What the best-fit VM models accomplish by greatly decreasing the connection of the implicit contact network may likewise be accomplished by building in a vaccination mechanism to the SIR models. Cross’ does provide data for number of the claimants of the monetary reward for cowpox vaccination, so this data could be utilized to fit a model. An interesting feature of this data is the general trend in cowpox vaccinations follows the trend of the epidemic, although the significant decrease in June gives the data a bimodal structure. Utilizing this data to fully capture all the mechanisms exhausting the susceptible class could generate models which fully cohere with Cross’ claims and descriptions, and this effort is left for future work.

Comparison of models with other data

With the extinction of naturally occurring smallpox in 1980, parameter estimation has been relegated to utilization of historical data sets. Despite extinction, smallpox modeling is still important as it is a prime virus for bioterrorism. Since the early 2000’s there have been many studies which utilized a smallpox model with attempts at realistic parameters. Costantino et. at. [37] provides a very useful meta-study on the parameter choices from 42 smallpox specific modeling papers. For our purposes, this study provides values for durations of the different stages of smallpox infection with which to compare our fit parameters to.

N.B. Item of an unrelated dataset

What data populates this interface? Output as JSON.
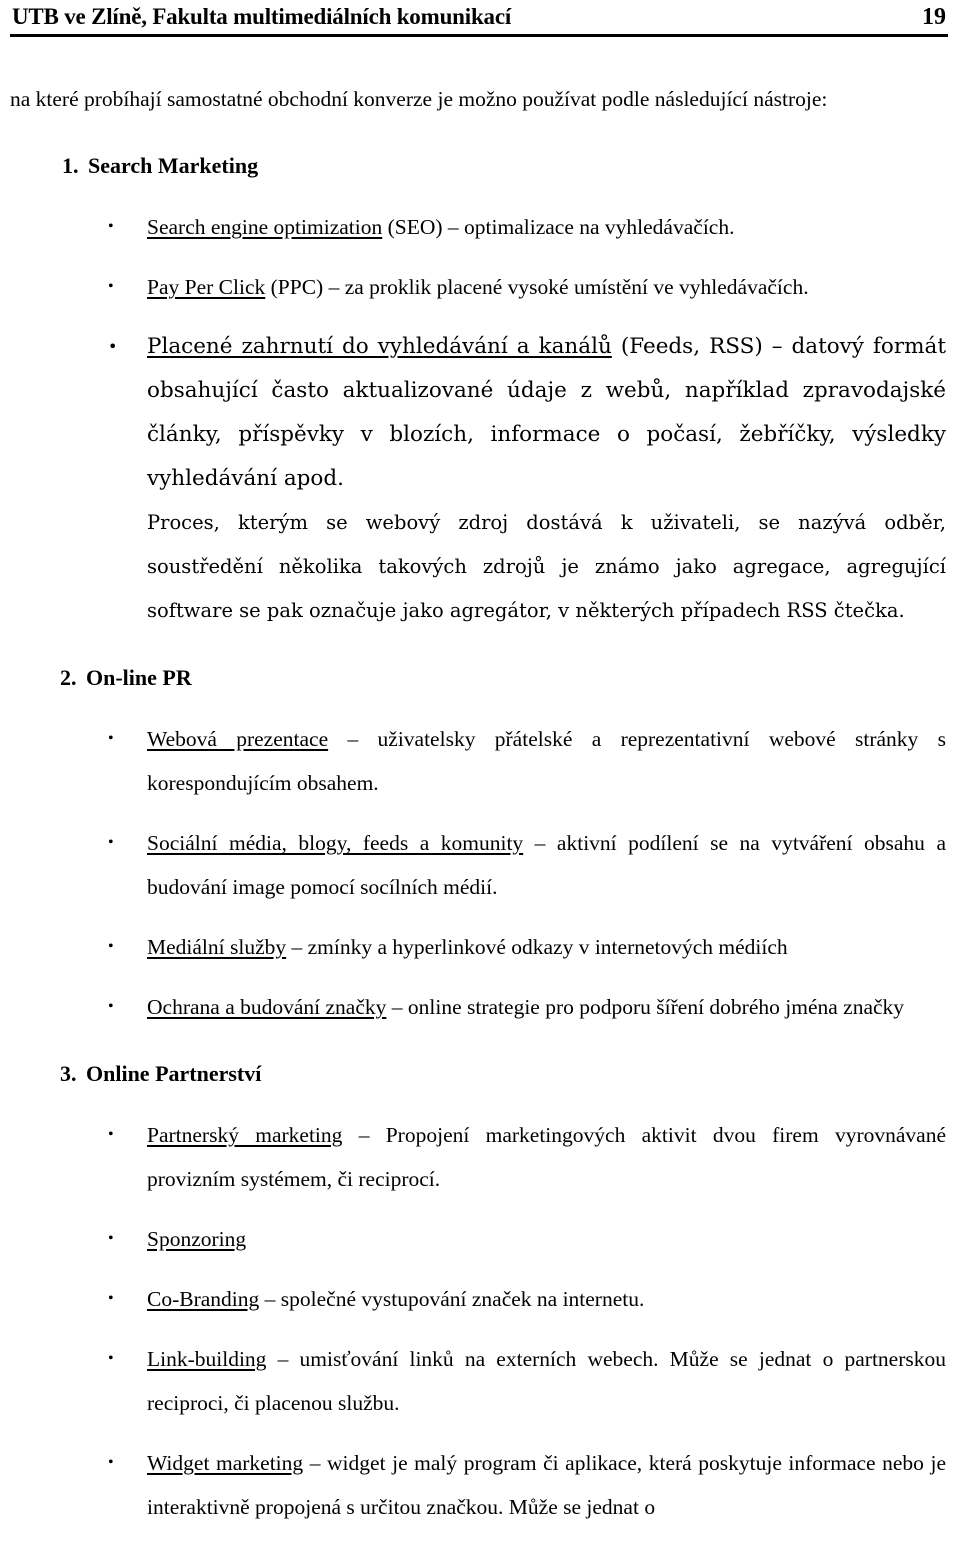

The first major deviance in our approach is we don’t entirely account for the biology of smallpox in our model construction as we do not have a prodrome period, which many of the models surveyed in [37] included. Biologically, this is a period during infection where the infected is infectious, but less so than during the eruptive phase of the infection. One characterizing aspect of this period from a modeling standpoint is the prodrome period is typically parametrized with a lower infectious rate than the eruptive stage which follows, which could also be captured using a variable infectious rate during infection. An example of this is the model presented in Longini et. al. [40]. As we have argued, given our dataset, attempting to capture the precise biology of smallpox in an SIR framework is superfluous.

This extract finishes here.